Etrian Odyssey IV Is Beating The Crap Out Of Me, And I Love It

Sometimes the pain just hurts so good. Etrian Odyssey IV, I love to hate you.

The fourth game in the Etrian Odyssey series is much like all of the rest: intricate, challenging, and unabashedly hardcore. It hits you really hard, but that’s OK, because you know you love it.

I’ve spent the weekend with Etrian Odyssey IV, which comes out today for 3DS, and although I haven’t gotten quite far enough in Atlus’s new dungeon crawler to write a full review — and probably won’t for a while — I’m really digging it so far.

For the uninitiated: Etrian Odyssey IV is a first-person role-playing game not unlike Wizardry or the old Might & Magic games. You start out in a big town, create a party of five people, and head into the world to explore dungeons, fight monsters in gruelling rounds of turn-based combat, collect treasure, and adventure your arse off.

Outside of the standard RPG fare — the lovely music, the whimsical translation, the never-ending vault of loot — EOIV has two major hooks that are keeping me in love. The first is the map system. As you explore dungeons, you get to play cartographer on the bottom screen of your 3DS, drawing lines and placing icons in order to chart your progress and try to organise some of the chaos that confronts you every time you enter a new dungeon.
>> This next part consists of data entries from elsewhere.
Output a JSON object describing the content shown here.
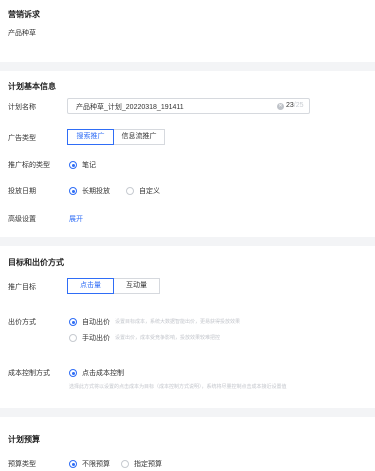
{
  "marketing": {
    "title": "营销诉求",
    "product_type": "产品种草"
  },
  "plan_info": {
    "title": "计划基本信息",
    "name_label": "计划名称",
    "name_value": "产品种草_计划_20220318_191411",
    "name_count": "23",
    "name_max": "/25",
    "ad_type_label": "广告类型",
    "ad_type_options": [
      "搜索推广",
      "信息流推广"
    ],
    "target_type_label": "推广标的类型",
    "target_type_option": "笔记",
    "date_label": "投放日期",
    "date_options": [
      "长期投放",
      "自定义"
    ],
    "advanced_label": "高级设置",
    "advanced_link": "展开"
  },
  "bidding": {
    "title": "目标和出价方式",
    "goal_label": "推广目标",
    "goal_options": [
      "点击量",
      "互动量"
    ],
    "bid_label": "出价方式",
    "bid_options": [
      {
        "label": "自动出价",
        "hint": "设置目标成本，系统大数据智能出价，更易获得投放效果"
      },
      {
        "label": "手动出价",
        "hint": "设置出价，成本受竞争影响，投放效果较难把控"
      }
    ],
    "cost_label": "成本控制方式",
    "cost_option": "点击成本控制",
    "cost_hint": "选择此方式将以设置的点击成本为目标（成本控制方式说明），系统将尽量控制点击成本接近设置值"
  },
  "budget": {
    "title": "计划预算",
    "type_label": "预算类型",
    "type_options": [
      "不限预算",
      "指定预算"
    ]
  },
  "colors": {
    "accent": "#2f6df6",
    "divider_bg": "#f3f4f6"
  }
}
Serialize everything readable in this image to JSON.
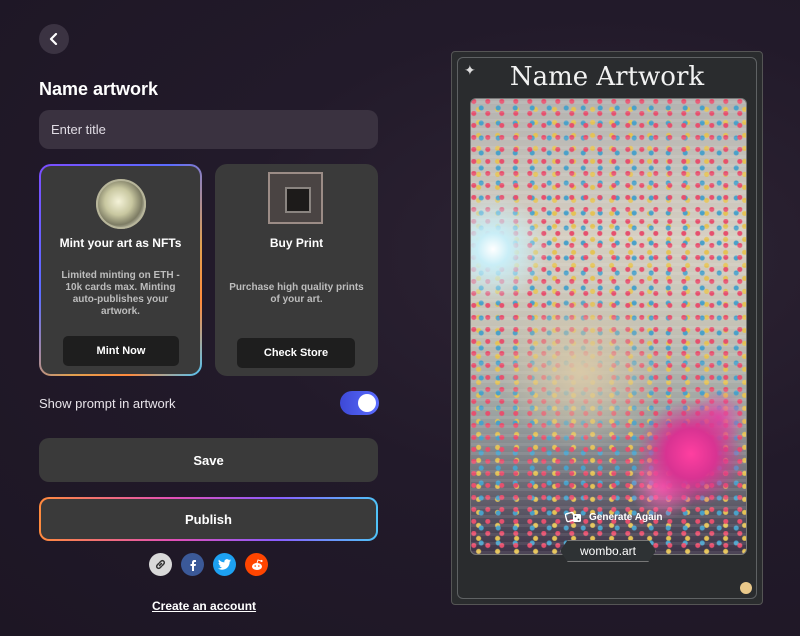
{
  "header": {
    "title": "Name artwork"
  },
  "title_input": {
    "placeholder": "Enter title",
    "value": ""
  },
  "nft_card": {
    "heading": "Mint your art as NFTs",
    "description": "Limited minting on ETH - 10k cards max. Minting auto-publishes your artwork.",
    "button_label": "Mint Now"
  },
  "print_card": {
    "heading": "Buy Print",
    "description": "Purchase high quality prints of your art.",
    "button_label": "Check Store"
  },
  "toggle": {
    "label": "Show prompt in artwork",
    "checked": true
  },
  "actions": {
    "save_label": "Save",
    "publish_label": "Publish"
  },
  "share_icons": [
    "link-icon",
    "facebook-icon",
    "twitter-icon",
    "reddit-icon"
  ],
  "create_account_label": "Create an account",
  "preview": {
    "title": "Name Artwork",
    "generate_again_label": "Generate Again",
    "watermark": "wombo.art"
  },
  "colors": {
    "background": "#221a2a",
    "card": "#3a3a3a",
    "toggle_on": "#4a5be8",
    "facebook": "#3b5998",
    "twitter": "#1da1f2",
    "reddit": "#ff4500"
  }
}
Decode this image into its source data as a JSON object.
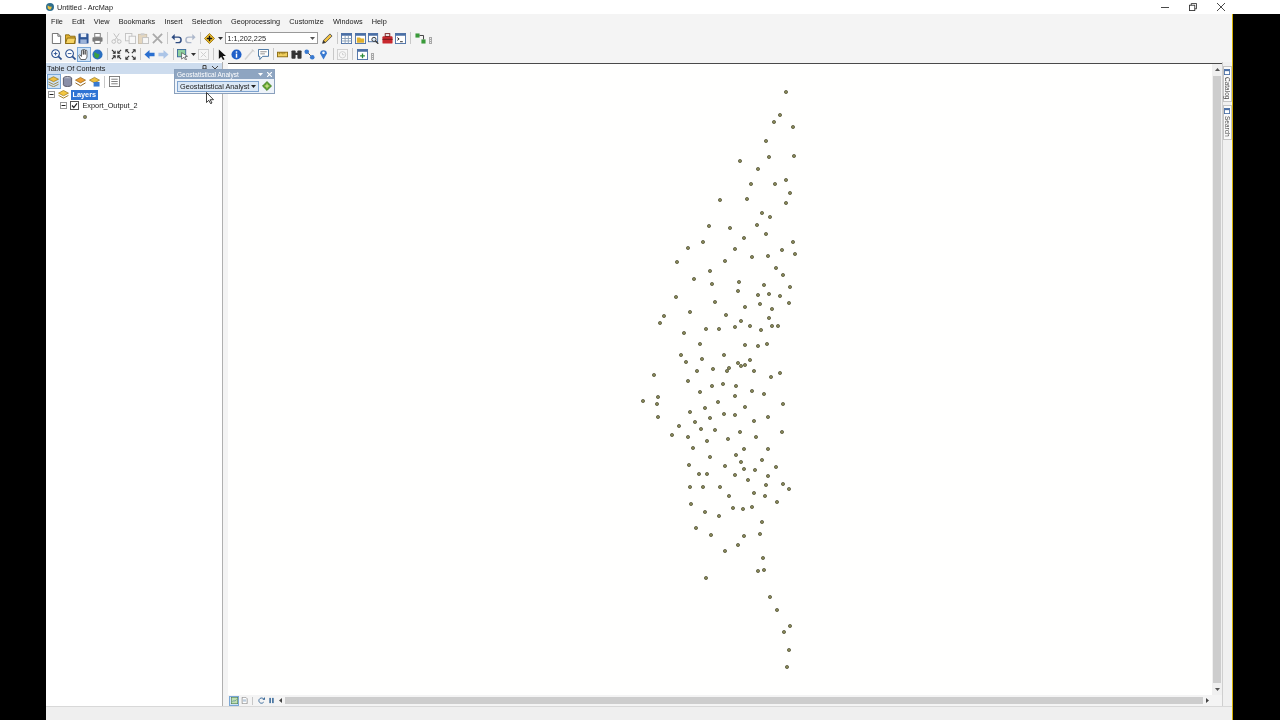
{
  "window": {
    "title": "Untitled - ArcMap"
  },
  "menu_bar": [
    "File",
    "Edit",
    "View",
    "Bookmarks",
    "Insert",
    "Selection",
    "Geoprocessing",
    "Customize",
    "Windows",
    "Help"
  ],
  "standard_toolbar": [
    [
      {
        "kind": "new",
        "disabled": false
      },
      {
        "kind": "open",
        "disabled": false
      },
      {
        "kind": "save",
        "disabled": false
      },
      {
        "kind": "print",
        "disabled": false
      }
    ],
    [
      {
        "kind": "cut",
        "disabled": true
      },
      {
        "kind": "copy",
        "disabled": true
      },
      {
        "kind": "paste",
        "disabled": true
      },
      {
        "kind": "delete",
        "disabled": true
      }
    ],
    [
      {
        "kind": "undo",
        "disabled": false
      },
      {
        "kind": "redo",
        "disabled": true
      }
    ],
    [
      {
        "kind": "add_data",
        "disabled": false
      },
      {
        "kind": "caret",
        "disabled": false
      },
      {
        "kind": "scale",
        "value": "1:1,202,225",
        "disabled": false
      },
      {
        "kind": "editor",
        "disabled": false
      }
    ],
    [
      {
        "kind": "table",
        "disabled": false
      },
      {
        "kind": "catalog",
        "disabled": false
      },
      {
        "kind": "search",
        "disabled": false
      },
      {
        "kind": "toolbox",
        "disabled": false
      },
      {
        "kind": "python",
        "disabled": false
      }
    ],
    [
      {
        "kind": "model",
        "disabled": false
      }
    ]
  ],
  "tools_toolbar": [
    [
      {
        "kind": "zoom_in",
        "selected": false,
        "disabled": false
      },
      {
        "kind": "zoom_out",
        "selected": false,
        "disabled": false
      },
      {
        "kind": "pan",
        "selected": true,
        "disabled": false
      },
      {
        "kind": "full_extent",
        "selected": false,
        "disabled": false
      }
    ],
    [
      {
        "kind": "fixed_in",
        "selected": false,
        "disabled": false
      },
      {
        "kind": "fixed_out",
        "selected": false,
        "disabled": false
      }
    ],
    [
      {
        "kind": "back",
        "selected": false,
        "disabled": false
      },
      {
        "kind": "forward",
        "selected": false,
        "disabled": true
      }
    ],
    [
      {
        "kind": "select",
        "selected": false,
        "disabled": false
      },
      {
        "kind": "caret",
        "selected": false,
        "disabled": false
      },
      {
        "kind": "clear",
        "selected": false,
        "disabled": true
      }
    ],
    [
      {
        "kind": "pointer",
        "selected": false,
        "disabled": false
      },
      {
        "kind": "identify",
        "selected": false,
        "disabled": false
      },
      {
        "kind": "pen",
        "selected": false,
        "disabled": true
      },
      {
        "kind": "popup",
        "selected": false,
        "disabled": false
      }
    ],
    [
      {
        "kind": "measure",
        "selected": false,
        "disabled": false
      },
      {
        "kind": "find",
        "selected": false,
        "disabled": false
      },
      {
        "kind": "route",
        "selected": false,
        "disabled": false
      },
      {
        "kind": "xy",
        "selected": false,
        "disabled": false
      }
    ],
    [
      {
        "kind": "time",
        "selected": false,
        "disabled": true
      }
    ],
    [
      {
        "kind": "viewer",
        "selected": false,
        "disabled": false
      }
    ]
  ],
  "table_of_contents": {
    "title": "Table Of Contents",
    "view_buttons": [
      {
        "kind": "drawing_order",
        "selected": true
      },
      {
        "kind": "source",
        "selected": false
      },
      {
        "kind": "visibility",
        "selected": false
      },
      {
        "kind": "selection",
        "selected": false
      }
    ],
    "tree": [
      {
        "label": "Layers",
        "expanded": true,
        "selected": true,
        "children": [
          {
            "label": "Export_Output_2",
            "expanded": true,
            "checked": true,
            "selected": false
          }
        ]
      }
    ]
  },
  "floating_toolbar": {
    "title": "Geostatistical Analyst",
    "menu_button": "Geostatistical Analyst"
  },
  "map_view": {
    "view_buttons": [
      {
        "kind": "data_view",
        "selected": true
      },
      {
        "kind": "layout_view",
        "selected": false
      }
    ]
  },
  "dock_tabs": [
    "Catalog",
    "Search"
  ]
}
It’s like playing with graphing paper, or gradually piecing together a very large puzzle. You can draw lines and place colours and use special icons, which only signify what you want them to signify. It’s addictive in the way that filling out a connect-the-dot puzzle is addictive. An outsider might look at the game and say something like, “Why the hell would I want to fill in a map? Shouldn’t the game be doing that for me?” But! Believe it or not, the monotonous act of filling in lines and squares actually makes dungeon exploring feel less monotonous than it might if you were relying on an auto-mapper. It’s a lovely paradox.

Etrian Odyssey IV‘s second major hook is that it’s really, really hard. When you play it, you will die. Your characters will be one-shotted and you will want to throw your 3DS against a wall. (Do not throw your 3DS against a wall.)

To some this might sound unappetizing, but what I love about Etrian Odyssey IV‘s difficulty is that it’s all about resource management. Your spells and items are limited, and unlike most RPGs, EOIV doesn’t give you any easy ways to restore magic points or revive your characters. This is not Final Fantasy. Phoenix Downs are not cheap and plentiful here. You have to be smart to keep fighting.

So yes, like its predecessors, Etrian Odyssey IV has already turned into that game — the punishing, hardcore portable RPG that I just can’t seem to stop playing. I sure do love to hate it.